New Delhi (PTI) India on May 6 (PTI) has quotas for duty-free imports of electric vehicles under a free trade agreement with the UK and has taken care of the industry's sensitivity, an official said on Tuesday.
India and the UK sealed a landmark free trade agreement on Tuesday that would reduce tariffs on India's exports by 99% and make it easier for British companies to export whiskey, cars and other products to India, in addition to strengthening the overall trade basket.
The goal is to double the two-way business by 2030.
Tariffs on imported goods from 100% under both sides' quota will benefit companies such as Tata-Jlr.
The official also said the duty exemption for imports of internal combustion engine vehicles from the UK is also limited to predefined quotas.
“The tax exemption quotas on electric vehicles are limited to a few thousand people. Electric vehicles have not reduced liability. Sensitivity related to electric vehicles has been taken care of,” the official said.
In addition, the non-overpriced tax on internal combustion engine vehicles will gradually decrease over a longer period of time, thus helping Indian industry absorb the gradual increase in imports from the UK.
“As the fourth largest automaker in the world, India has scale and strategic depth to become a global leader in the automotive value chain,” the official said.
Despite India's strong manufacturing base, its share of the globally traded auto market remains soft, highlighting the broad expansion.
The potential of on-duty internal combustion engine vehicles to enter the UK market has the potential to increase the export of automobiles and automotive components in India.

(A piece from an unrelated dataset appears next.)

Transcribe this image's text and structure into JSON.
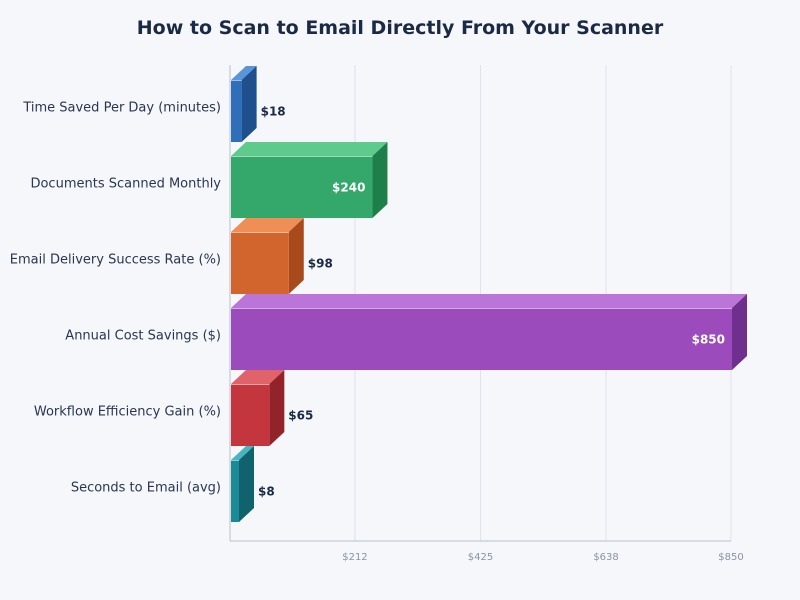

The total retail sales of electric passenger cars in India increased by 56.87% in April this year, compared with 7,798 units a year ago, compared with 7,798 units a year ago, a 56.87% increase, according to the latest data released by the Federation of Auto Dealers Associations (FADA).
Although JSW MG Motor India and Mahindra & Mahindra (M&M) caught up with 3,462 units and 2,979 units, Tata Motors continued to sell with 4,436 electric PVS, and although JSW MG Motor India and Mahindra & Mahindra (M&M) caught up with FADA data, according to FADA's calculations this May 2nd this year.
The official also said that sensitive industrial supplies such as plastics, diamonds, silver, base stations, smartphones, TV cameras, fiber optics, fiber bundles and cables are all under the exclusion list of the agreements, and tariff benefits for those agreements are not provided under the FTA.
Among alcoholic beverages, scotch accounts for only 2.5% of the total whiskey market, the official said.
India's announcement of a tariff reduction is for a longer period of time (10 years) to import Scotch whiskey from the UK, even after that, it will attract a massive 40% customs duty.
“Therefore, the increase in imports of Scotch whisky imports will not significantly affect the domestic market,” the official said. High tariffs on imported alcohol affect the level of foreign direct investment (FDI) in the alcohol industry.
The liberalization of duties will invite UK expertise in spirit/wine, quality control, marketing and consumer awareness.